Distributional shock (pediatrics)
Pathogenesis and characteristics
Distributive shock means initially a relative lack/loss of intravascular volume by sudden peripheral vasodilatation. With excessively increased vascular permeability, capillary leak syndromu develops, which then leads to absolute hypovolemia due to extravascular fluid loss.
Since organ perfusion is affected by the pressure gradient and vascular resistance, failure of vasomotor tone and/or loss of control of circulating volume distribution can lead to shock syndrome, even when the cardiac index is completely normal or even elevated. The classic clinical picture is the initial stage of sepsis (high flow phase). Selective arteriolar dilation in shock states causes direct cellular damage and massive fluid transudation into the extracellular space. In the case of fluid transudation from the intravascular area into the interstitium, a hypovolemic type disorder is assigned to the distribution disorder. In this connection, let's recall the classic physiological division of microcirculation disorder into the "ebb and flow" phase. In the first phase of the circulatory disorder, we resolve the condition by supplementing the circulating volume, only in persistent hypotension do we indicate titration doses of inoconstrictors, possibly in combination with inodilators.
Etiologie[edit | edit source]
- sepsis
- anaphylaxis
- intoxication
- capillary leak syndrome
- traumatic shock
- spinal shock
- adrenal crisis
Traumatic shock[edit | edit source]
Traumatic shock is a combination of distributional shock and hypovolemic shock, most often due to simultaneous blood loss. However, traumatic shock can occur even without the presence of hypovolemia. If there is no blood loss and the clinical picture is affected only by the release of tissue mediators (if we overlook the activation of the sympathoadrenal system), it is classified as a distribution shock. Traumatic shock can also be of cardiogenic or obstructive origin (tension pneumothorax, myocardial contusion). The circulatory situation can be characterized by hypotension with an increase in CO/CI. Systemic vascular resistance is low, oxygen transport is increased, and the arteriovenous oxygen difference is smaller. Oxygen consumption is mostly the same. In the treatment of hemorrhagic shock, colloids (hydroxyethylamyla and plasma) along with erysma are preferred over crystalloids.

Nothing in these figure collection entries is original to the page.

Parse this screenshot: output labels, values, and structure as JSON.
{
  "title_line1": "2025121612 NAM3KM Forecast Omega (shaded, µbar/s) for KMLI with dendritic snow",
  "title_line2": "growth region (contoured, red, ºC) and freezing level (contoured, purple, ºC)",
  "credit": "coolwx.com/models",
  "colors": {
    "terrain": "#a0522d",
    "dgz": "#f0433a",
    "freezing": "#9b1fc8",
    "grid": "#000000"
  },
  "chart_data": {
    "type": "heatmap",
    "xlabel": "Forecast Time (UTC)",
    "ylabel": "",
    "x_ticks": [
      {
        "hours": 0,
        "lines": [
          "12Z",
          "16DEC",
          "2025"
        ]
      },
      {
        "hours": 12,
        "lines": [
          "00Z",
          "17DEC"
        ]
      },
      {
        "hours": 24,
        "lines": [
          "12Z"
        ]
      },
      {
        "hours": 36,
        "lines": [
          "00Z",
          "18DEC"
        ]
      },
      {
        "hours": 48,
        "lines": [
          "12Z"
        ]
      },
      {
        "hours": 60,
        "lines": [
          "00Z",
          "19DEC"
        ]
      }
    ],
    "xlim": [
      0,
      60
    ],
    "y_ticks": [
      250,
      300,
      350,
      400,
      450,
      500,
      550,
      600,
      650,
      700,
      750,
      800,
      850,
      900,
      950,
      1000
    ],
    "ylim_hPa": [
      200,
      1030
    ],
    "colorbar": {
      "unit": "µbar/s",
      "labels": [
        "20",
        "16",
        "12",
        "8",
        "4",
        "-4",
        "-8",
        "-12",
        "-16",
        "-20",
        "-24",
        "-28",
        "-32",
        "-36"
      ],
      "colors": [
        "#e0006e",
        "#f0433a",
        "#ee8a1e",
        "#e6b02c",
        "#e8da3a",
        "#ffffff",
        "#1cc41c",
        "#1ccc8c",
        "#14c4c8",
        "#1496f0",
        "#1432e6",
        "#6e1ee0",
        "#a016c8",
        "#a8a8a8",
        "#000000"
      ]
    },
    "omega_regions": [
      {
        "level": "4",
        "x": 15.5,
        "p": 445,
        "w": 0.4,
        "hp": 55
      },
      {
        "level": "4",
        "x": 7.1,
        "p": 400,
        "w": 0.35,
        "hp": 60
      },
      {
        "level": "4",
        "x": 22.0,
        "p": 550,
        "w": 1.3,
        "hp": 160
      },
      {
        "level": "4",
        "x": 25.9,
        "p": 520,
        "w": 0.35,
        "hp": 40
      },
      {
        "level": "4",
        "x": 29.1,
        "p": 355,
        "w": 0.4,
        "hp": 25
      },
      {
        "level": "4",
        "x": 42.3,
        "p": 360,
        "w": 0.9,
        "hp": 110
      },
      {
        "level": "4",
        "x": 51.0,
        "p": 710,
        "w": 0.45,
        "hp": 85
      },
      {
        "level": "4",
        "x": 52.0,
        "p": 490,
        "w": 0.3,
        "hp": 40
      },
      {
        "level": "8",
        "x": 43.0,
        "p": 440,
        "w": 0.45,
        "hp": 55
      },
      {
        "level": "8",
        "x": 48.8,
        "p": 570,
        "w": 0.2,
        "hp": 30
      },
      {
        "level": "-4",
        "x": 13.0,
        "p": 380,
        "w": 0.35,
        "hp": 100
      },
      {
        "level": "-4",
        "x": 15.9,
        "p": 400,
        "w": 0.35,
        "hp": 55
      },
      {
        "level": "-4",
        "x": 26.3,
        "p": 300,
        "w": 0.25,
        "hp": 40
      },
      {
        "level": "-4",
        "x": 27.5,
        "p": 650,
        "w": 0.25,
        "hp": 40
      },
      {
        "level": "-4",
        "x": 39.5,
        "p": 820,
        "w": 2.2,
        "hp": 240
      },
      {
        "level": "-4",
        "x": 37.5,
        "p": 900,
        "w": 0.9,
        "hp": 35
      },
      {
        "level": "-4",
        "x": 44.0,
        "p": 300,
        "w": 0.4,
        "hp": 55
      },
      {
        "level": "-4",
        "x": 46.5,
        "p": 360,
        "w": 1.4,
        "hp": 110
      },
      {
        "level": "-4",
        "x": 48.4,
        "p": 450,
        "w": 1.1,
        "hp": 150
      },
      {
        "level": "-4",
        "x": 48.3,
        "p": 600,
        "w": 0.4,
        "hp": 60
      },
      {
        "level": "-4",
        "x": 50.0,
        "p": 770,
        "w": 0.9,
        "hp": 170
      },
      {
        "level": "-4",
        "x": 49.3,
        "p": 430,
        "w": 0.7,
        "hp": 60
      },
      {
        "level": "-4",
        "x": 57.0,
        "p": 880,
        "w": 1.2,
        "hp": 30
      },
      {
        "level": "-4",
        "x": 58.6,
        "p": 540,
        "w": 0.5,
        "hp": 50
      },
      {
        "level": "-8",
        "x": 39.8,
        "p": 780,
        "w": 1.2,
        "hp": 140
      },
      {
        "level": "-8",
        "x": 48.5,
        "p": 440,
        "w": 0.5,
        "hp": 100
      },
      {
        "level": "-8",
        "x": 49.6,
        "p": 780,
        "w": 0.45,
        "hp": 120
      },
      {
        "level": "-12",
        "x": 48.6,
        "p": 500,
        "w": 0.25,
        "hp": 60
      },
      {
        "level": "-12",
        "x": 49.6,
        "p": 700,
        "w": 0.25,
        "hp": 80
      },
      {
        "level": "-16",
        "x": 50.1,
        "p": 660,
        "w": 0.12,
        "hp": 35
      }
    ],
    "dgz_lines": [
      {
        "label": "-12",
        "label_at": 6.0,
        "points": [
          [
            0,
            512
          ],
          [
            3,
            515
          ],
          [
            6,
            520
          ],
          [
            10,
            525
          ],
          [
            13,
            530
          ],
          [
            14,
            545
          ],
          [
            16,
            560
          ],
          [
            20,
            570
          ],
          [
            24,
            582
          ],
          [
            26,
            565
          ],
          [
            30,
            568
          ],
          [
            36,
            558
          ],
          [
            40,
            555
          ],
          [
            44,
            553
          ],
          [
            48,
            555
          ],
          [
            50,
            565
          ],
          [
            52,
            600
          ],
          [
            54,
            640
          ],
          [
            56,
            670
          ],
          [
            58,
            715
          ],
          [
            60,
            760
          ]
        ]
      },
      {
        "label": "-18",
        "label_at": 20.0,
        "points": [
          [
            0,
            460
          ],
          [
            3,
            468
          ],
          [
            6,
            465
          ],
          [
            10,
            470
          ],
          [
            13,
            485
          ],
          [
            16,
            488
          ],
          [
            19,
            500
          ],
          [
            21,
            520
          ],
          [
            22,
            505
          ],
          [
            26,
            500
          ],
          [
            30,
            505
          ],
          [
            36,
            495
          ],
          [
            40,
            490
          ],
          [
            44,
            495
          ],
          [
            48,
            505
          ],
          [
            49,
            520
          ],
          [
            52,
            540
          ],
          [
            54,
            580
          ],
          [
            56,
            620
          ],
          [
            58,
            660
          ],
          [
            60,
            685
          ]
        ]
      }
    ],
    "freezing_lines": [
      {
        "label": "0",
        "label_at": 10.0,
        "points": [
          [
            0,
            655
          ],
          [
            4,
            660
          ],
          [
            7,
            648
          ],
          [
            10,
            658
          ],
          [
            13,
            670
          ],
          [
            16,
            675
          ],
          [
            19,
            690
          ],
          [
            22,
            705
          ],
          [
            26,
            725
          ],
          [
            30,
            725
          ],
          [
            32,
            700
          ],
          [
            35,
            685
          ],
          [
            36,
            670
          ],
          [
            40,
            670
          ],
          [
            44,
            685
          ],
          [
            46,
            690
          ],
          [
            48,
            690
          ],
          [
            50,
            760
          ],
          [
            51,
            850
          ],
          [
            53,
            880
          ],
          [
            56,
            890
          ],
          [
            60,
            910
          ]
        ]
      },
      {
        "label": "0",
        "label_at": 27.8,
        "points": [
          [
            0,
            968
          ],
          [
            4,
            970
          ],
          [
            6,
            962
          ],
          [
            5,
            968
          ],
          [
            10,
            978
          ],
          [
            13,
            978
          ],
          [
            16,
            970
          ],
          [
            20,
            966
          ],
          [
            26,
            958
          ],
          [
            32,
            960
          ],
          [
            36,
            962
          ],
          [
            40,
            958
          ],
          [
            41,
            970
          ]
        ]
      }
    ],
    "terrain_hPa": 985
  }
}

Septic shock[edit | edit source]
Septic shock is usually a combination of pathophysiological conditions. Septic shock is accompanied by hypovolemia, myocardial depression with the predominant influence of a distribution disorder. In the initial stages, in terms of circulatory parameters, it is described as a hyperdynamic state with high cardiac output and reduced systemic vascular resistance. The same hemodynamic picture is found in liver failure, hyperthyroidism and traumatic shock without significant hypovolemia. In septic shock, there is an abnormal situation in the area of peripheral perfusion. Initially, children are well perfused, have a widened pulse pressure, PulP (difference between sTK and dTK) and increased CI. However, the increase As a rule, CO/CI does not compensate for a significant decrease in SVRI, so systemic hypotension occurs. Over time, the function of the myocardium is also affected (reduced stroke volume and ejection fraction) and there is a decrease in CI. In the textbook case, the further development of the septic condition leads to an increase in peripheral vascular resistance and a picture of low flow. In the final phase, the function of the myocardium is affected, the picture is close to the symptomatology of cardiogenic shock and the development of MODS.
Anaphylactic shock[edit | edit source]
With extreme vasodilatation, hypotension, tachycardia and a decrease in the filling pressures of the heart chambers occur. Stroke volume is also reduced. From a clinical point of view, the finding of a patient with a warm, pink periphery with a threadlike pulse, tachycardia and systemic hypotension is important.
Therapy[edit | edit source]
The standard combination of current pharmacological regimens in the treatment of distributive shock is noradrenaline and titration therapy with replacement solutions.